La receta sólo contiene endulzantes de origen natural, como el plátano y el sirope de arce, que además nos proporcionan minerales tan importante como el magnesio y el potasio. Ambos, junto con el calcio, colaboran en la regularización de todas las funciones celulares y sobretodo en la excitabilidad del corazón, de los músculos y del sistema nervioso.

INGREDIENTES

  • 3 plátanos grandes
  • 250 gr de almendra molida
  • 3 CS de semillas de lino dorado molidas
  • 3 huevos
  • 3 cucharadas soperas (CS) de aceite de coco *
  • 1 chorrito de limón (1-2 CS)
  • 2 cucharadas de postre (cp) de canela molida
  • 1 cp de extracto de vainilla
  • 2 CS de sirope de arce puro
  • 1/2 cp de bicarbonato sódico
  • 1 cp de levadura química
  • semillas de lino dorado enteras para decorar

* Podemos sustituir con 3 CS de aceite de oliva suave.

RECETA

  1. Precalentamos el horno a 170ºC (si utilizamos aceite de oliva 180º).
  2. Trituramos las almendras y las semillas de lino dorado en una picadora, procesador de alimentos o robot de cocina hasta que formen una especie de harina. Podemos utilizar la almendra molida que venden en el supermercado, pero en mi opinión quedan mucho mejor las almendras crudas con piel trituradas.
  3. Añadimos el resto de ingredientes y seguimos triturando hasta formar una masa homogénea.
  4. Colocamos la mezcla en un recipiente rectangular para repostería forrado con papel de horno e introducimos durante 1h aproximadamente.
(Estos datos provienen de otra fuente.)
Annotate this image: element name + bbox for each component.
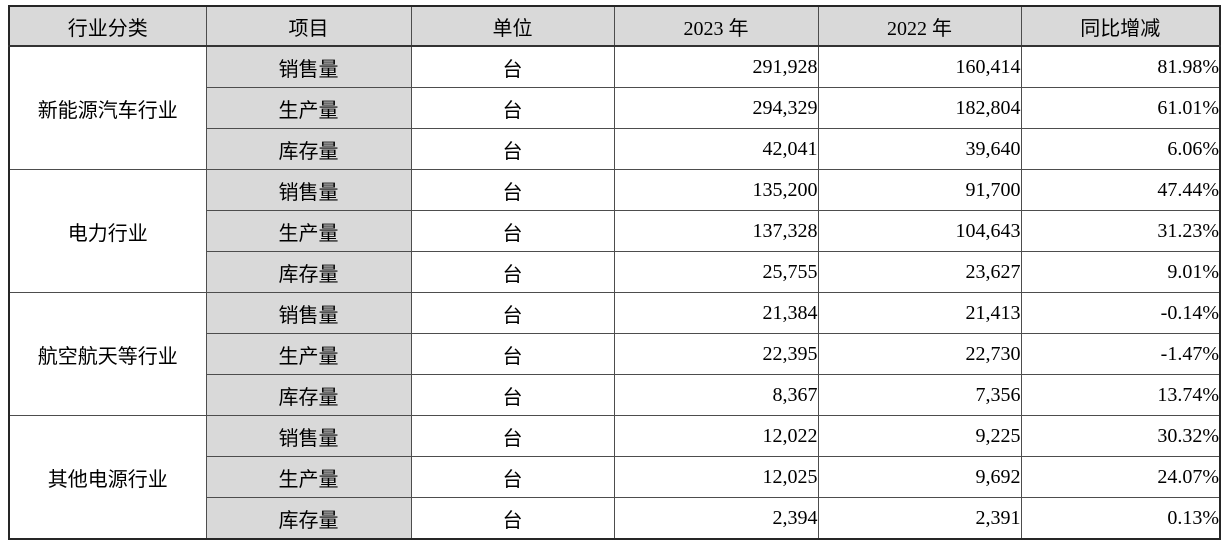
- industry-cell-aerospace: 航空航天等行业: [8, 292, 207, 416]
- value-2022-cell: 23,627: [817, 251, 1022, 293]
- industry-cell-other-power: 其他电源行业: [8, 415, 207, 540]
- table-row: 库存量 台 42,041 39,640 6.06%: [9, 128, 1221, 170]
- table-row: 生产量 台 294,329 182,804 61.01%: [9, 87, 1221, 129]
- value-2023-cell: 135,200: [613, 169, 819, 211]
- unit-cell: 台: [410, 128, 615, 170]
- value-2023-cell: 25,755: [613, 251, 819, 293]
- item-cell: 库存量: [205, 128, 412, 170]
- item-cell: 生产量: [205, 333, 412, 375]
- value-2022-cell: 22,730: [817, 333, 1022, 375]
- item-cell: 销售量: [205, 415, 412, 457]
- value-2022-cell: 160,414: [817, 45, 1022, 88]
- table-row: 生产量 台 22,395 22,730 -1.47%: [9, 333, 1221, 375]
- value-2022-cell: 91,700: [817, 169, 1022, 211]
- value-2023-cell: 294,329: [613, 87, 819, 129]
- unit-cell: 台: [410, 87, 615, 129]
- value-2022-cell: 7,356: [817, 374, 1022, 416]
- table-row: 电力行业 销售量 台 135,200 91,700 47.44%: [8, 169, 1221, 293]
- yoy-cell: 0.13%: [1020, 497, 1221, 540]
- value-2023-cell: 42,041: [613, 128, 819, 170]
- yoy-cell: -0.14%: [1020, 292, 1221, 334]
- item-cell: 生产量: [205, 87, 412, 129]
- header-2022: 2022 年: [817, 5, 1022, 47]
- yoy-cell: 31.23%: [1020, 210, 1221, 252]
- yoy-cell: 81.98%: [1020, 45, 1221, 88]
- value-2022-cell: 9,692: [817, 456, 1022, 498]
- industry-cell-power: 电力行业: [8, 169, 207, 293]
- unit-cell: 台: [410, 169, 615, 211]
- item-cell: 销售量: [205, 169, 412, 211]
- unit-cell: 台: [410, 210, 615, 252]
- value-2023-cell: 12,025: [613, 456, 819, 498]
- industry-production-sales-table: 行业分类 项目 单位 2023 年 2022 年 同比增减 新能源汽车行业 销售…: [8, 5, 1221, 540]
- table-row: 库存量 台 8,367 7,356 13.74%: [9, 374, 1221, 416]
- header-unit: 单位: [410, 5, 615, 47]
- value-2023-cell: 8,367: [613, 374, 819, 416]
- unit-cell: 台: [410, 456, 615, 498]
- header-item: 项目: [205, 5, 412, 47]
- item-cell: 库存量: [205, 497, 412, 540]
- yoy-cell: 61.01%: [1020, 87, 1221, 129]
- header-industry: 行业分类: [8, 5, 207, 47]
- unit-cell: 台: [410, 45, 615, 88]
- item-cell: 销售量: [205, 45, 412, 88]
- table-header-row: 行业分类 项目 单位 2023 年 2022 年 同比增减: [8, 5, 1221, 47]
- table-row: 新能源汽车行业 销售量 台 291,928 160,414 81.98%: [8, 45, 1221, 170]
- value-2023-cell: 12,022: [613, 415, 819, 457]
- table-row: 库存量 台 25,755 23,627 9.01%: [9, 251, 1221, 293]
- item-cell: 库存量: [205, 251, 412, 293]
- unit-cell: 台: [410, 415, 615, 457]
- value-2022-cell: 9,225: [817, 415, 1022, 457]
- yoy-cell: 30.32%: [1020, 415, 1221, 457]
- item-cell: 生产量: [205, 210, 412, 252]
- yoy-cell: 9.01%: [1020, 251, 1221, 293]
- unit-cell: 台: [410, 333, 615, 375]
- unit-cell: 台: [410, 292, 615, 334]
- unit-cell: 台: [410, 251, 615, 293]
- table-row: 航空航天等行业 销售量 台 21,384 21,413 -0.14%: [8, 292, 1221, 416]
- value-2022-cell: 39,640: [817, 128, 1022, 170]
- value-2022-cell: 2,391: [817, 497, 1022, 540]
- item-cell: 生产量: [205, 456, 412, 498]
- table-row: 库存量 台 2,394 2,391 0.13%: [9, 497, 1221, 540]
- value-2022-cell: 182,804: [817, 87, 1022, 129]
- yoy-cell: 24.07%: [1020, 456, 1221, 498]
- value-2022-cell: 104,643: [817, 210, 1022, 252]
- item-cell: 销售量: [205, 292, 412, 334]
- item-cell: 库存量: [205, 374, 412, 416]
- yoy-cell: -1.47%: [1020, 333, 1221, 375]
- value-2023-cell: 21,384: [613, 292, 819, 334]
- industry-cell-nev: 新能源汽车行业: [8, 45, 207, 170]
- value-2022-cell: 21,413: [817, 292, 1022, 334]
- header-yoy: 同比增减: [1020, 5, 1221, 47]
- table-row: 其他电源行业 销售量 台 12,022 9,225 30.32%: [8, 415, 1221, 540]
- value-2023-cell: 2,394: [613, 497, 819, 540]
- table-row: 生产量 台 12,025 9,692 24.07%: [9, 456, 1221, 498]
- unit-cell: 台: [410, 374, 615, 416]
- value-2023-cell: 22,395: [613, 333, 819, 375]
- header-2023: 2023 年: [613, 5, 819, 47]
- value-2023-cell: 137,328: [613, 210, 819, 252]
- unit-cell: 台: [410, 497, 615, 540]
- yoy-cell: 47.44%: [1020, 169, 1221, 211]
- value-2023-cell: 291,928: [613, 45, 819, 88]
- yoy-cell: 6.06%: [1020, 128, 1221, 170]
- yoy-cell: 13.74%: [1020, 374, 1221, 416]
- table-row: 生产量 台 137,328 104,643 31.23%: [9, 210, 1221, 252]
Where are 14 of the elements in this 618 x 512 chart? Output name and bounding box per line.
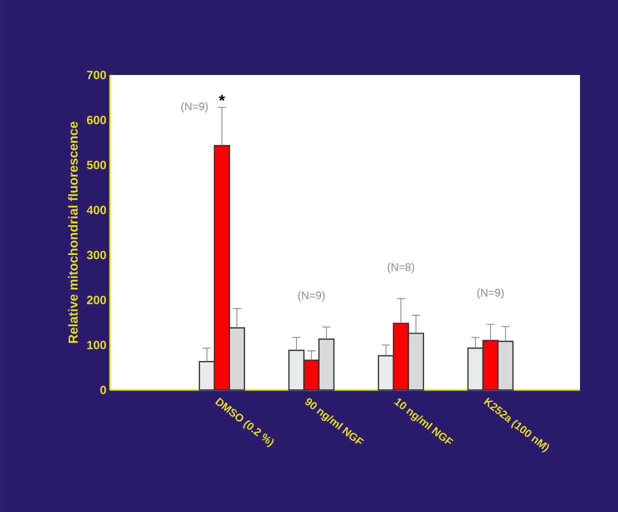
annotation: * <box>218 94 225 101</box>
annotation: (N=9) <box>298 291 325 302</box>
y-tick-label: 0 <box>100 386 106 394</box>
y-tick-label: 200 <box>86 296 106 304</box>
y-tick-label: 100 <box>87 340 106 350</box>
y-axis-title: Relative mitochondrial fluorescence <box>68 122 78 343</box>
y-tick-label: 300 <box>86 250 106 260</box>
annotation: (N=8) <box>388 262 414 274</box>
y-tick-label: 600 <box>86 116 106 124</box>
annotation: (N=9) <box>477 288 504 299</box>
y-tick-label: 400 <box>86 206 106 214</box>
annotation: (N=9) <box>181 102 208 112</box>
y-tick-label: 500 <box>86 160 106 170</box>
y-tick-label: 700 <box>87 70 106 80</box>
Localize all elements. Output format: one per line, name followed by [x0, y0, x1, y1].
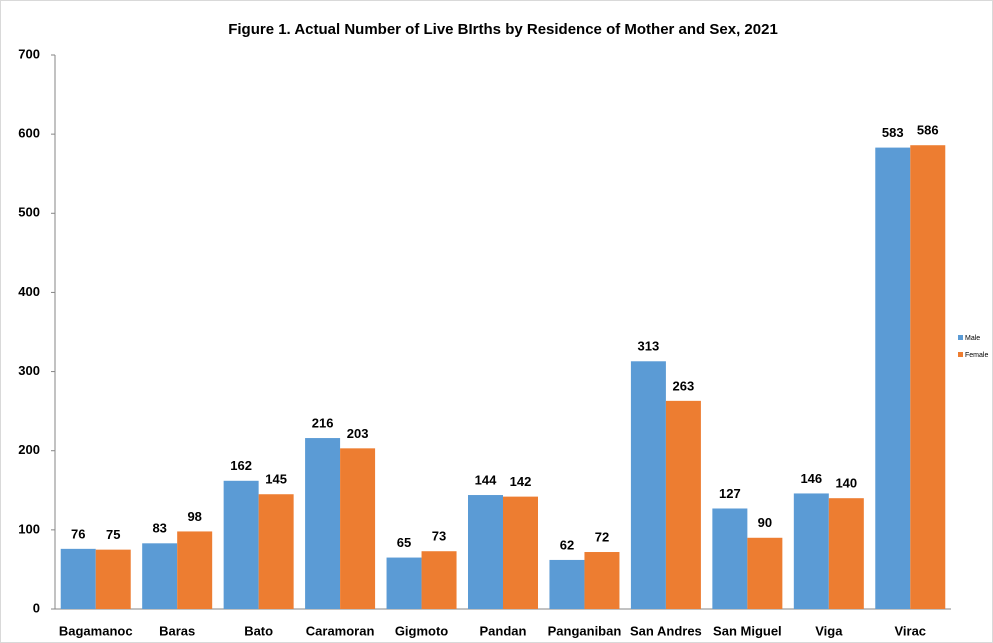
- bar: [305, 438, 341, 609]
- value-label: 83: [152, 521, 166, 536]
- bar: [258, 494, 294, 609]
- y-tick-label: 100: [18, 521, 40, 536]
- y-tick-label: 0: [33, 600, 40, 615]
- value-label: 127: [719, 486, 741, 501]
- bar: [60, 548, 96, 609]
- y-tick-label: 300: [18, 363, 40, 378]
- y-tick-label: 400: [18, 284, 40, 299]
- value-label: 144: [475, 472, 497, 487]
- bar: [468, 495, 503, 609]
- value-label: 76: [71, 526, 85, 541]
- value-label: 146: [800, 471, 822, 486]
- x-tick-label: San Andres: [630, 623, 702, 638]
- bar: [503, 496, 538, 609]
- x-tick-label: Panganiban: [548, 623, 622, 638]
- chart-title: Figure 1. Actual Number of Live BIrths b…: [228, 21, 778, 38]
- y-tick-label: 200: [18, 442, 40, 457]
- bar: [584, 552, 620, 609]
- bar: [747, 537, 783, 609]
- value-label: 145: [265, 472, 287, 487]
- x-tick-label: Baras: [159, 623, 195, 638]
- bar: [665, 400, 701, 609]
- bar: [875, 147, 911, 609]
- value-label: 73: [432, 529, 446, 544]
- x-tick-label: Bagamanoc: [59, 623, 133, 638]
- bar: [223, 480, 259, 609]
- bar: [828, 498, 864, 609]
- value-label: 216: [312, 415, 334, 430]
- value-label: 313: [638, 339, 660, 354]
- y-tick-label: 600: [18, 126, 40, 141]
- value-label: 203: [347, 426, 369, 441]
- value-label: 583: [882, 125, 904, 140]
- bar: [549, 559, 585, 609]
- bar: [142, 543, 178, 609]
- bar: [421, 551, 457, 609]
- bar: [793, 493, 829, 609]
- x-tick-label: Bato: [244, 623, 273, 638]
- value-label: 586: [917, 123, 939, 138]
- bar: [712, 508, 748, 609]
- bar: [340, 448, 376, 609]
- x-tick-label: Viga: [815, 623, 843, 638]
- legend-swatch: [958, 352, 963, 357]
- value-label: 98: [187, 509, 201, 524]
- value-label: 263: [673, 378, 695, 393]
- value-label: 75: [106, 527, 120, 542]
- x-tick-label: Virac: [894, 623, 926, 638]
- x-tick-label: Pandan: [480, 623, 527, 638]
- bar: [177, 531, 213, 609]
- y-tick-label: 500: [18, 205, 40, 220]
- legend-label: Female: [965, 352, 988, 359]
- x-tick-label: San Miguel: [713, 623, 782, 638]
- x-tick-label: Caramoran: [306, 623, 375, 638]
- value-label: 72: [595, 529, 609, 544]
- bar: [910, 145, 946, 610]
- legend-label: Male: [965, 335, 980, 342]
- bar: [386, 557, 422, 609]
- y-tick-label: 700: [18, 46, 40, 61]
- value-label: 162: [230, 458, 252, 473]
- bar: [95, 549, 131, 609]
- value-label: 90: [758, 515, 772, 530]
- value-label: 142: [510, 474, 532, 489]
- value-label: 65: [397, 535, 411, 550]
- bar: [630, 361, 666, 609]
- value-label: 140: [835, 476, 857, 491]
- value-label: 62: [560, 537, 574, 552]
- x-tick-label: Gigmoto: [395, 623, 448, 638]
- legend-swatch: [958, 335, 963, 340]
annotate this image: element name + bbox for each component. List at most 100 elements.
Cuando haya pasado una controlaremos cada 5 minutos pinchando con un cuchillo hasta que veamos que sale seco.
  5. Sacaremos del horno, desmoldaremos y dejaremos enfriar en una rejilla.

Veréis qué fácil y qué delicioso! Y lo más importante, la energía que nos proporciona durante horas! Podemos mantener en nevera hasta una semana.